Abbau und Aufbruch

QUADRIENNALE Die neue Kunst in Düsseldorf ist super und superlativ

Die Frage, wer im Museum das Sagen hat, ist erst einmal ausgesetzt

Die Kunst ist super, nicht nur in Berlin, sondern auch in Düsseldorf. Dort hat Marion Ackermann, seit dem 1. September 2009 Leiterin der Kunstsammlung Nordrhein-Westfalen, an diesem Wochenende ihre Sammlungsneupräsentation im K 21, dem Ständehaus, der Öffentlichkeit vorgestellt. Im Vorfeld hatte es Ärger gegeben. Denn Reinhard Mucha hatte sich heftig gegen Ackermanns Ansinnen gewehrt, im Zuge der Neuordnung seinen Beitrag zum deutschen Pavillon in Venedig 1990, „Deutschlandgerät“, an seinem alten Standort abzubauen.
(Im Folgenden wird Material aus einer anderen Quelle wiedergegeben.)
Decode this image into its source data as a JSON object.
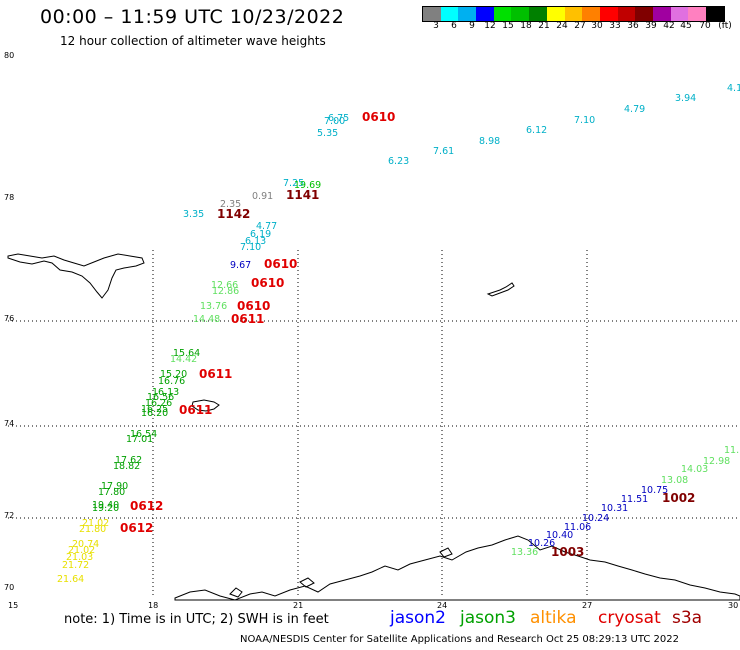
{
  "header": {
    "title": "00:00 – 11:59 UTC 10/23/2022",
    "subtitle": "12 hour collection of altimeter wave heights"
  },
  "colorbar": {
    "colors": [
      "#808080",
      "#00ffff",
      "#00b0f0",
      "#0000ff",
      "#00e000",
      "#00c000",
      "#008000",
      "#ffff00",
      "#ffc000",
      "#ff8000",
      "#ff0000",
      "#c00000",
      "#800000",
      "#a000a0",
      "#e070e0",
      "#ff80c0",
      "#000000"
    ],
    "labels": [
      "3",
      "6",
      "9",
      "12",
      "15",
      "18",
      "21",
      "24",
      "27",
      "30",
      "33",
      "36",
      "39",
      "42",
      "45",
      "70",
      "(ft)"
    ]
  },
  "axes": {
    "lat_labels": [
      "80",
      "78",
      "76",
      "74",
      "72",
      "70"
    ],
    "lon_labels": [
      "15",
      "18",
      "21",
      "24",
      "27",
      "30"
    ]
  },
  "observations": [
    {
      "text": "4.1",
      "color": "#00b0c8"
    },
    {
      "text": "3.94",
      "color": "#00b0c8"
    },
    {
      "text": "4.79",
      "color": "#00b0c8"
    },
    {
      "text": "7.10",
      "color": "#00b0c8"
    },
    {
      "text": "6.12",
      "color": "#00b0c8"
    },
    {
      "text": "8.98",
      "color": "#00b0c8"
    },
    {
      "text": "7.61",
      "color": "#00b0c8"
    },
    {
      "text": "6.23",
      "color": "#00b0c8"
    },
    {
      "text": "6.75",
      "color": "#00b0c8"
    },
    {
      "text": "7.00",
      "color": "#00b0c8"
    },
    {
      "text": "5.35",
      "color": "#00b0c8"
    },
    {
      "text": "0610",
      "color": "#e00000"
    },
    {
      "text": "7.25",
      "color": "#00b0c8"
    },
    {
      "text": "19.69",
      "color": "#00c000"
    },
    {
      "text": "0.91",
      "color": "#808080"
    },
    {
      "text": "1141",
      "color": "#800000"
    },
    {
      "text": "2.35",
      "color": "#808080"
    },
    {
      "text": "3.35",
      "color": "#00b0c8"
    },
    {
      "text": "1142",
      "color": "#800000"
    },
    {
      "text": "4.77",
      "color": "#00b0c8"
    },
    {
      "text": "6.19",
      "color": "#00b0c8"
    },
    {
      "text": "6.13",
      "color": "#00b0c8"
    },
    {
      "text": "7.10",
      "color": "#00b0c8"
    },
    {
      "text": "9.67",
      "color": "#0000c0"
    },
    {
      "text": "0610",
      "color": "#e00000"
    },
    {
      "text": "12.66",
      "color": "#60e060"
    },
    {
      "text": "12.86",
      "color": "#60e060"
    },
    {
      "text": "0610",
      "color": "#e00000"
    },
    {
      "text": "13.76",
      "color": "#60e060"
    },
    {
      "text": "0610",
      "color": "#e00000"
    },
    {
      "text": "14.48",
      "color": "#60e060"
    },
    {
      "text": "0611",
      "color": "#e00000"
    },
    {
      "text": "15.64",
      "color": "#00a000"
    },
    {
      "text": "14.42",
      "color": "#60e060"
    },
    {
      "text": "15.20",
      "color": "#00a000"
    },
    {
      "text": "16.76",
      "color": "#00a000"
    },
    {
      "text": "0611",
      "color": "#e00000"
    },
    {
      "text": "16.13",
      "color": "#00a000"
    },
    {
      "text": "16.56",
      "color": "#00a000"
    },
    {
      "text": "16.26",
      "color": "#00a000"
    },
    {
      "text": "16.25",
      "color": "#00a000"
    },
    {
      "text": "16.20",
      "color": "#00a000"
    },
    {
      "text": "0611",
      "color": "#e00000"
    },
    {
      "text": "16.54",
      "color": "#00a000"
    },
    {
      "text": "17.01",
      "color": "#00a000"
    },
    {
      "text": "17.62",
      "color": "#00a000"
    },
    {
      "text": "18.82",
      "color": "#00a000"
    },
    {
      "text": "17.90",
      "color": "#00a000"
    },
    {
      "text": "17.80",
      "color": "#00a000"
    },
    {
      "text": "19.40",
      "color": "#00a000"
    },
    {
      "text": "19.20",
      "color": "#00a000"
    },
    {
      "text": "0612",
      "color": "#e00000"
    },
    {
      "text": "21.02",
      "color": "#e8e000"
    },
    {
      "text": "21.80",
      "color": "#e8e000"
    },
    {
      "text": "0612",
      "color": "#e00000"
    },
    {
      "text": "20.74",
      "color": "#e8e000"
    },
    {
      "text": "21.02",
      "color": "#e8e000"
    },
    {
      "text": "21.03",
      "color": "#e8e000"
    },
    {
      "text": "21.72",
      "color": "#e8e000"
    },
    {
      "text": "21.64",
      "color": "#e8e000"
    },
    {
      "text": "11.",
      "color": "#60e060"
    },
    {
      "text": "12.98",
      "color": "#60e060"
    },
    {
      "text": "14.03",
      "color": "#60e060"
    },
    {
      "text": "13.08",
      "color": "#60e060"
    },
    {
      "text": "10.75",
      "color": "#0000c0"
    },
    {
      "text": "1002",
      "color": "#800000"
    },
    {
      "text": "11.51",
      "color": "#0000c0"
    },
    {
      "text": "10.31",
      "color": "#0000c0"
    },
    {
      "text": "10.24",
      "color": "#0000c0"
    },
    {
      "text": "11.06",
      "color": "#0000c0"
    },
    {
      "text": "10.40",
      "color": "#0000c0"
    },
    {
      "text": "10.26",
      "color": "#0000c0"
    },
    {
      "text": "1003",
      "color": "#800000"
    },
    {
      "text": "13.36",
      "color": "#60e060"
    }
  ],
  "note": "note:  1) Time is in UTC;  2) SWH is in feet",
  "legend": [
    {
      "label": "jason2",
      "color": "#0000ff"
    },
    {
      "label": "jason3",
      "color": "#00a000"
    },
    {
      "label": "altika",
      "color": "#ff9000"
    },
    {
      "label": "cryosat",
      "color": "#e00000"
    },
    {
      "label": "s3a",
      "color": "#a00000"
    }
  ],
  "footer": "NOAA/NESDIS Center for Satellite Applications and Research     Oct 25 08:29:13 UTC 2022"
}
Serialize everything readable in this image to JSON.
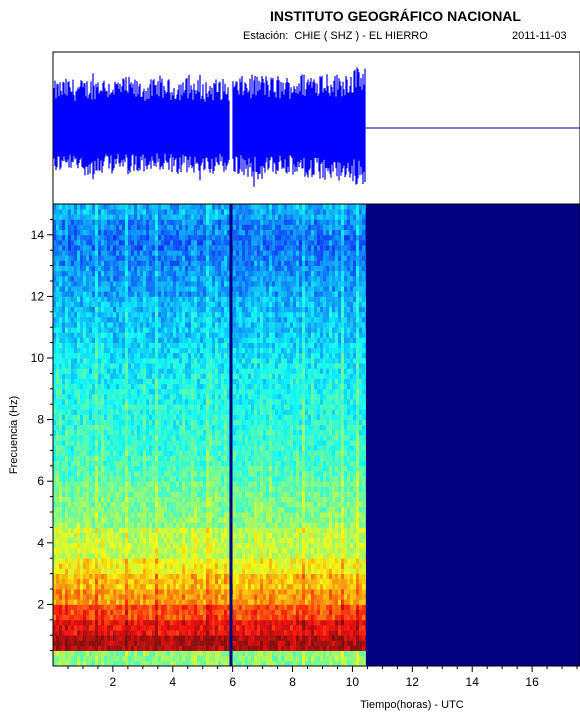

Nun thront der 2002 nach Düsseldorf gekommene, düstere Geräte-Koloss noch immer im zentralen Raum des zweiten Stockwerks, sehr fremd inmitten der frischen, intelligenten Neuhängung. Und die Frage, wer im Museum das Sagen hat, ist erst einmal ausgesetzt.

Die Idee, die Marion Ackermann in ihrer Neupräsentation verfolgt, nämlich Hauptwerke der klassischen Moderne mit zentralen Positionen der Gegenwartskunst in einen Dialog zu bringen, ist recht besehen so neu nicht. Im Fall des Ständehauses, das bislang vor allem Installationen, Skulpturen, Fotografie und Videoarbeiten gezeigt hat und in das nun wieder Tafelbilder einzogen, überzeugt sie aber besonders. Denn anders als man vermuten möchte, verstellt die leidige Sortierung nach der Machart eher den Blick auf das inhaltliche wie formale Anliegen der Kunstwerke. Ein Raum dagegen, in dem jetzt die Typologien der Bechers gegenüber dem gesichts- und handlosen Mannequin hängen, das George Grosz 1920 inmitten einer Straßenschlucht modernistischer Fabrikfassaden stellte, schärft das Empfinden für das Gewicht der formalen Entscheidung, die die Fotografen für ihre Ansicht der Industriearchitektur trafen. Aber auch der von Grosz, der sich nach eigener Aussage an der „Sachlichkeit und Klarheit der Ingenieurzeichnung“ orientierte, um ein unpersönliches Lehrbild zu schaffen.

Die Kunst ist aber nicht nur super in Düsseldorf, sie ist auch superlativ. Jedenfalls ab September, wenn zum zweiten Mal die Quadriennale stattfindet, das Fest der bildenden Kunst, wie Düsseldorfs Kulturdezernent Hans-Georg Lohe auf der Pressekonferenz sagte. Es wird vor allem ein Fest der Klassiker der Gegenwartskunst werden: Joseph Beuys wird von der Kunstsammlung Nordrhein-Westfalen gefeiert, Marcel Broodthaers vom Kunstverein, Nam June Paik vom museum kunst palast, Stephen Shore vom NRW-Forum, James Lee Byars von der Stiftung Schloss und Park Benrath, Katharina Sieverding vom inter media art institute und schließlich Derek Jarman mit seinen ganz frühen Super-8-Filmen von der Julia Stoschek Collection. Womit erneut klar wird, dass spannende Kunst eine Angelegenheit (in der Mehrzahl) toter Männer ist.